My library book group had a really interesting conversation about The Natural Way of Things by Charlotte Wood. One member said it was such a disturbing and angry book, she thought it shouldn’t have been published at all. I think she meant it, too. Another said she wasn’t going to waste her valuable time reading something like that. Some people only got 50 or so pages in, and gave up (disturbing, confronting, challenging were some of the words used). A very few of us made it all the way through, and found it a worthwhile winner of the first Stella, disturbing, challenging, confronting and angry though it was.
We talked about what we read for comfort, and I admitted that I turn to a nice, happy murder story to cheer me up. Which got a laugh, as it was meant to, but in fact they knew what I meant. To quote Oscar Wilde, ‘The good ended happily, and the bad unhappily. That is what Fiction means.’
Come Away, Death was not quite what I had in mind. I’m coming to realise that Mitchell often played with or completely disregarded the conventions of crime fiction. This one is like a fever dream, with the characters caught up in a pilgrimage from Athens to various sites – Mycenae, Ephesus, Eleusis – nearby. Under the direction of a British archaeologist, Sir Rudri Hopkinson, they are attempting to stir the dead gods to life by recreating the ancient religious rites and rituals.
Two pairs of young lovers, a handsome but cruel photographer, three little boys, a rival archaeologist, a stalwart servant, a Greek guide and Mrs Bradley journey by car, bus, foot and boat in a travelogue of beautiful descriptive writing and much discomfort involving a boxful of adders, a horribly mutilated sacrificial cow, the appearance of the goddess Artemis and a decapitated head.

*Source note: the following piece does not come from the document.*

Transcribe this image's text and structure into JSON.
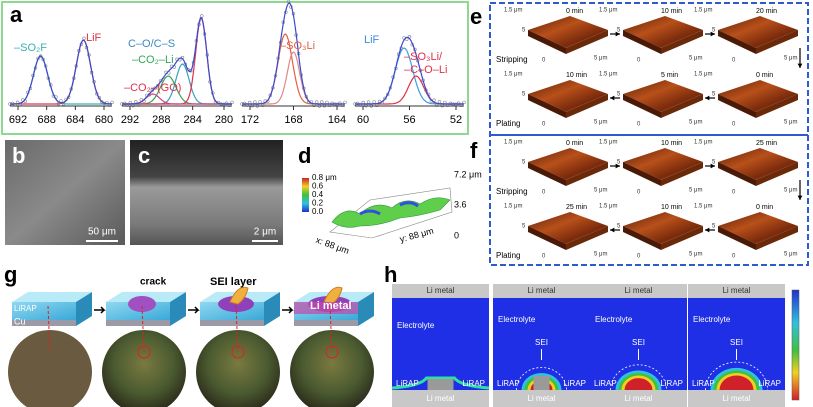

Mrs Bradley is one the one hand a witchy and uncanny figure, untangling over the web of events like one of the Fates, and on the other a sympathetic friend, skilled psychiatrist and – a lovely, funny surprise – expert wrangler of small boys.
It might help to know a little more about ancient Greece than I do, but a few trips to see Professor Google soon sorted me out.
She stood before the Stele of Aristion, contemplating, not only the greaved and kilted warrior with his curled locks and long, straight feet, but the imaginary spectacle of Sir Rudri walking with torches in the dusk of the Greek evening, chanting strange hymns and sorrowful litanies to the Eleusinian gods Iacchus and Dionysus, and to the god-king Triptolemus. She could see him, dogged idealist and romancer, proceeding ploddingly the while along the petrol-haunted, dusty Sacred Way which now led, in the age of progress, the world no longer young, from one Greek slum to another.